Gasoil, kérosène, jet…

La raffinerie sera érigée à Mbini, une petite ville située à l’embouchure du fleuve Wele, dans la partie continentale du pays. Un site choisi pour ses nombreux atouts : sa localisation dans la partie la plus vaste du pays, la présence du fleuve et la proximité des champs pétroliers et gaziers offshore en cours de développement, où la prospection est de plus en plus active.

La future usine produira de l’essence, du gasoil, du jet, de l’asphalte et du kérosène, des produits actuellement importés et achetés à GE-Total.
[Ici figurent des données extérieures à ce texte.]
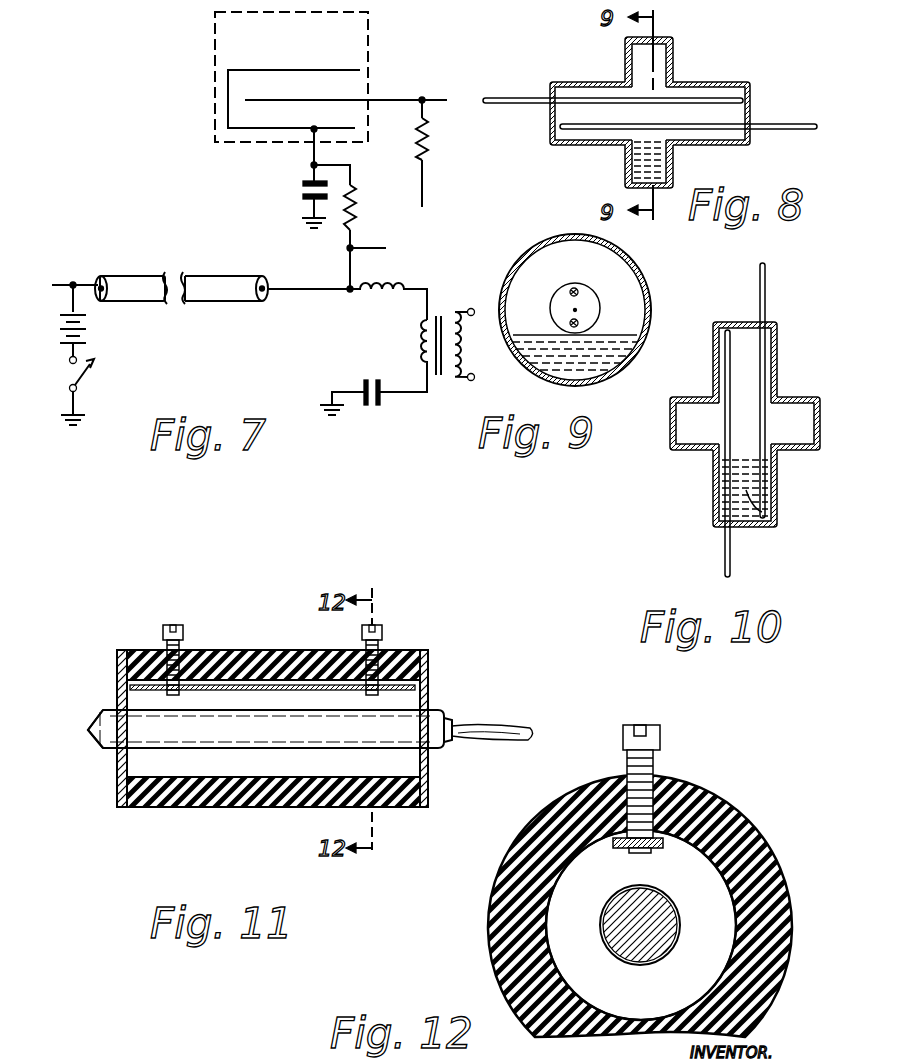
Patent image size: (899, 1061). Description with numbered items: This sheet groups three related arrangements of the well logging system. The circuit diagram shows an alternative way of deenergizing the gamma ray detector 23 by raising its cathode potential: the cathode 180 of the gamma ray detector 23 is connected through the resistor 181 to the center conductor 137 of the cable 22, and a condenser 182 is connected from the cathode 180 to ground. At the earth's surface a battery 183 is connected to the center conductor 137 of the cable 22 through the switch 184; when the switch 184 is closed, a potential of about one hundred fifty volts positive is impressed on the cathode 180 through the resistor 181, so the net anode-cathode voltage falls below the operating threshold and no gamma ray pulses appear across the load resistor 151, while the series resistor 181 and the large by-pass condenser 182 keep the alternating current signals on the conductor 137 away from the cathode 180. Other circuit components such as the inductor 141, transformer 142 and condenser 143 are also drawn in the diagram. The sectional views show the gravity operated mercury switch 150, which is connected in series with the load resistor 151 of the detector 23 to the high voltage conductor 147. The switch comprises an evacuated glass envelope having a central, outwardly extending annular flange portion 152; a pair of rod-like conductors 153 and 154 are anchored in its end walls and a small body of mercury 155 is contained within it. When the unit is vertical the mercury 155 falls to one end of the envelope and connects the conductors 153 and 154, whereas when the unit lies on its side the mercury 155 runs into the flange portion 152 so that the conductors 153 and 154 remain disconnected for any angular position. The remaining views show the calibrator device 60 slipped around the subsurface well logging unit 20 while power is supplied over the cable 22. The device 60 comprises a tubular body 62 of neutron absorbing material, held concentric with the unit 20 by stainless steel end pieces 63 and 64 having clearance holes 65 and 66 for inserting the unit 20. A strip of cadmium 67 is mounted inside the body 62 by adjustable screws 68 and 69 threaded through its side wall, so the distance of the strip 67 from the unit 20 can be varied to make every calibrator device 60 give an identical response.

D’une capacité de traitement de 20 000 barils/jour, qui pourra être augmentée selon les besoins, cette raffinerie modulable devrait couvrir la consommation nationale en produits raffinés, en forte hausse avec l’essor du parc automobile et du transport aérien, ainsi que les projets de BTP qui se développent à la vitesse grand V dans le Rio Muni. De quoi assurer l’indépendance du pays dans ce domaine. Les surplus pourraient être exportés dans la sous-région, où les besoins sont également en hausse.